A cantora e empresária Beyoncé entrou para a lista de bilionários, segundo a revista Forbes, passando a integrar um grupo restrito de artistas da música que alcançaram uma fortuna superior a mil milhões de dólares, resultado de uma carreira marcada por inovação artística e diversificação empresarial.
De acordo com a Forbes, Beyoncé é agora a quinta artista da música a atingir o estatuto de bilionária, juntando-se a nomes como Taylor Swift, Bruce Springsteen, Rihanna e Jay-Z. O reconhecimento reflete não apenas o seu sucesso musical, mas também a expansão estratégica dos seus negócios fora dos palcos.
Um ano decisivo na carreira
Em 2025, Beyoncé venceu o Grammy de Álbum do Ano com Cowboy Carter, álbum que marcou a sua incursão no country e lhe garantiu ainda o prémio de Melhor Álbum Country, tornando-se a primeira mulher negra a vencer nessa categoria. Com 35 prémios e 99 nomeações, a artista consolidou-se como a mais premiada da história do Grammy, incluindo os galardões conquistados com o grupo Destiny’s Child.
Turnês e impacto económico
A turnê Cowboy Carter arrecadou mais de 400 milhões de dólares, tornando-se a digressão country de maior bilheteira de sempre.

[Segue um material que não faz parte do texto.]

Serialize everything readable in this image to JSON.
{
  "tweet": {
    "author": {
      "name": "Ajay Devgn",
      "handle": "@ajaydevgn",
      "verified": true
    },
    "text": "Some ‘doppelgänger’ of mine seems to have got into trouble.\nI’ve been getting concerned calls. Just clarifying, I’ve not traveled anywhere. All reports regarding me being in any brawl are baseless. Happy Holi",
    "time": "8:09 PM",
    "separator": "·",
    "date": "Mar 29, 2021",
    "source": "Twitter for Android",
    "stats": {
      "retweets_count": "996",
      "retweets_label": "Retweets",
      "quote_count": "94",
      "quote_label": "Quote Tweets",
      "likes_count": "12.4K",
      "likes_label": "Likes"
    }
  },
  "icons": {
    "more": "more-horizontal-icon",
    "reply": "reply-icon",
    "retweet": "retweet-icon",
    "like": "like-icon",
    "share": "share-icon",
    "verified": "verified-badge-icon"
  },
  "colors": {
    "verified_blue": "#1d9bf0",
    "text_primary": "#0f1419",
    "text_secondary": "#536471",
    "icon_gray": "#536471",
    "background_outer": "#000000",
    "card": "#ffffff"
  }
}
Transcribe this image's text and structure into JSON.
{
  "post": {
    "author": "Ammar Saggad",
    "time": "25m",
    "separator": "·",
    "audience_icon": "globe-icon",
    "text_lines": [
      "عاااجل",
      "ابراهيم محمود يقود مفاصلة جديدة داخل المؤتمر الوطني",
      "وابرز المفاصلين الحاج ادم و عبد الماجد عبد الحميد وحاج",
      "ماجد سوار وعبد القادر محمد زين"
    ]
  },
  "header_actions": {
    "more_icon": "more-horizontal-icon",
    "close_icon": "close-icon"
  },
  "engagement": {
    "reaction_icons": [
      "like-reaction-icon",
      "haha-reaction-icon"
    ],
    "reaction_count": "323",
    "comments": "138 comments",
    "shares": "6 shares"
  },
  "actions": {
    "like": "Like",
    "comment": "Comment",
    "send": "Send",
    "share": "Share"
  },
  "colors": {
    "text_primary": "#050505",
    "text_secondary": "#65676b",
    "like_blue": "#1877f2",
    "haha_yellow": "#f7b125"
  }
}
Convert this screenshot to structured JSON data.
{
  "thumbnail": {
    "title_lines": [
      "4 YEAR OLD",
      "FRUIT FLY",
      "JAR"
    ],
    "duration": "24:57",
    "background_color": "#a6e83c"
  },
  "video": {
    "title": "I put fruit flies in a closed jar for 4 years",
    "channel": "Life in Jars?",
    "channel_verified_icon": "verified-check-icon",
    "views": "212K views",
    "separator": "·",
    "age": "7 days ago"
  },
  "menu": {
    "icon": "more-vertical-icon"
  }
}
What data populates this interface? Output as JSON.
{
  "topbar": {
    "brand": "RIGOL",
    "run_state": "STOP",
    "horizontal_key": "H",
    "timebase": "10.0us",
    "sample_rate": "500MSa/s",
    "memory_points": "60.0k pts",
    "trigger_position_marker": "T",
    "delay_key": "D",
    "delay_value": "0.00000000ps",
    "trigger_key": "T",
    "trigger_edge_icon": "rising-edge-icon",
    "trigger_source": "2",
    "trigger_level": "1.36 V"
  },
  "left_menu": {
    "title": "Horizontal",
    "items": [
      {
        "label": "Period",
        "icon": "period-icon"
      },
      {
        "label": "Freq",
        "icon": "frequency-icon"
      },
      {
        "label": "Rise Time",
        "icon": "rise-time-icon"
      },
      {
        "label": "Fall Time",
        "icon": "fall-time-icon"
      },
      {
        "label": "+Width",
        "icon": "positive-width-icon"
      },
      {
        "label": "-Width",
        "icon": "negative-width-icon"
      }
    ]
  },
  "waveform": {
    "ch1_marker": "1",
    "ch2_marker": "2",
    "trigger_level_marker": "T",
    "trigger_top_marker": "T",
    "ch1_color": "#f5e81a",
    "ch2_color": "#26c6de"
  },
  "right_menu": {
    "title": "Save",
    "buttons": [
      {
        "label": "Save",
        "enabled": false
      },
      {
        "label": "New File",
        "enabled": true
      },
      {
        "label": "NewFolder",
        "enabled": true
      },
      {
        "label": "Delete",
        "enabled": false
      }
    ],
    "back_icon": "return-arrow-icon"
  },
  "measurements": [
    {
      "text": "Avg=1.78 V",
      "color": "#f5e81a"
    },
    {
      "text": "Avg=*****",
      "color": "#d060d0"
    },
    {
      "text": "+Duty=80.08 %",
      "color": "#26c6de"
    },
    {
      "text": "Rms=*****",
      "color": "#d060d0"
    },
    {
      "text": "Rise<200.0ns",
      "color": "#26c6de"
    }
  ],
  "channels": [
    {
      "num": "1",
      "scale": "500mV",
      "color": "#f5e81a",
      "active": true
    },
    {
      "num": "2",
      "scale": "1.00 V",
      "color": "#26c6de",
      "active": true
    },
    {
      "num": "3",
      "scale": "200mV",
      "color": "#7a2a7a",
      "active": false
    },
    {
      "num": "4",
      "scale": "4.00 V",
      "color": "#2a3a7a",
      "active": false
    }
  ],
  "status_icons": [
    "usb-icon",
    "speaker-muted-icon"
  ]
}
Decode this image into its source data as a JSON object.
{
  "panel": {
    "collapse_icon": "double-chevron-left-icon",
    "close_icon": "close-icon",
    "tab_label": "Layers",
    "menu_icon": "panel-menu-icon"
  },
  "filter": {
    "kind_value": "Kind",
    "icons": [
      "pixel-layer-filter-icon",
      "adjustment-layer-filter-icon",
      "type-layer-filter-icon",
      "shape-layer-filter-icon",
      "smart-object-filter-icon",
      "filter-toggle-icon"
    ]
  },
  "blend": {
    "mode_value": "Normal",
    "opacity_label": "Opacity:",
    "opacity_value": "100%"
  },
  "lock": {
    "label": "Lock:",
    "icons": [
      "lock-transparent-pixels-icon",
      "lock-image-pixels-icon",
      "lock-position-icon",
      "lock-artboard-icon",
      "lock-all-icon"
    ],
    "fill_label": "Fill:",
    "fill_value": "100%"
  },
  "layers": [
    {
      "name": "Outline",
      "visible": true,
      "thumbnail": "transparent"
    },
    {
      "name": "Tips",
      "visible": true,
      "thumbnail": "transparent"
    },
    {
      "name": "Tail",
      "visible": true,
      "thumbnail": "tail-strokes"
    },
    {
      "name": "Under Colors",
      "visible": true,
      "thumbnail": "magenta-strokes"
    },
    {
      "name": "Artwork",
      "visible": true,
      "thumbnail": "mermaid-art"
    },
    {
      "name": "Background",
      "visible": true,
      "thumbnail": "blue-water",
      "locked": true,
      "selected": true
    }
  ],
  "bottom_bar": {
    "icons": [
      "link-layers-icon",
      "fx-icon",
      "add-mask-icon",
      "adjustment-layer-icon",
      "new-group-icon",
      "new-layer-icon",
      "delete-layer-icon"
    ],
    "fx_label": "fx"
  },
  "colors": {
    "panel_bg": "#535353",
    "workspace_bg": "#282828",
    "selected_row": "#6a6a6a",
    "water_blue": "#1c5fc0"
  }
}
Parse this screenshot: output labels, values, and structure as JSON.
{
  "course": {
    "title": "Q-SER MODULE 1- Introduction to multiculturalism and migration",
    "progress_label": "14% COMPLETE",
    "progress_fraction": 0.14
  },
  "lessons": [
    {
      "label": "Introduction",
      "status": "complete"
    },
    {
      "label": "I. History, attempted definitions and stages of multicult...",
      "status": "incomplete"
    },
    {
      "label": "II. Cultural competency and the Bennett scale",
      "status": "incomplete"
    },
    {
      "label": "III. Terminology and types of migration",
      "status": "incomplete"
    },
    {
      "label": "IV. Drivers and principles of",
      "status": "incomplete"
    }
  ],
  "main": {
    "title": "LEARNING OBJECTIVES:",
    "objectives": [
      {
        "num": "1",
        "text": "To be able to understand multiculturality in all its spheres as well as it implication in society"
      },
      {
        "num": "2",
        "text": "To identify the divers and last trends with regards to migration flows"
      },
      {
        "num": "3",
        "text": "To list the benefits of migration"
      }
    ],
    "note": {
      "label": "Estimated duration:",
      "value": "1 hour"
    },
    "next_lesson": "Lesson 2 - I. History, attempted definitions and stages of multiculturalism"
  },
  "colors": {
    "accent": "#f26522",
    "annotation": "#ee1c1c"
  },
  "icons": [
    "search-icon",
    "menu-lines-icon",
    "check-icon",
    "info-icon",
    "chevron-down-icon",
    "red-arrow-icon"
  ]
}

Já a Renaissance World Tour, em 2023, mobilizou multidões na Europa e na América do Norte, com impacto económico mensurável em cidades como Estocolmo, onde economistas apontaram efeitos diretos nos preços de hotéis, restaurantes e até na inflação local.
Império empresarial
Para além da música, Beyoncé expandiu a sua atuação para os sectores da moda, cuidados capilares e bebidas alcoólicas, com destaque para uma marca de uísque que homenageia o seu bisavô, Sir Davis. Estes empreendimentos contribuíram de forma significativa para o crescimento da sua fortuna e para a consolidação da sua imagem como empresária global.
Uma trajetória de três décadas
A carreira de Beyoncé começou nos anos 1990 com o grupo Girl’s Tyme e ganhou projeção mundial com o Destiny’s Child, um dos grupos femininos mais vendidos da história. Desde o lançamento do seu primeiro álbum solo, Dangerously in Love (2003), a artista manteve-se no centro da indústria musical, tornando-se também a primeira mulher negra a liderar o festival Coachella, em 2018.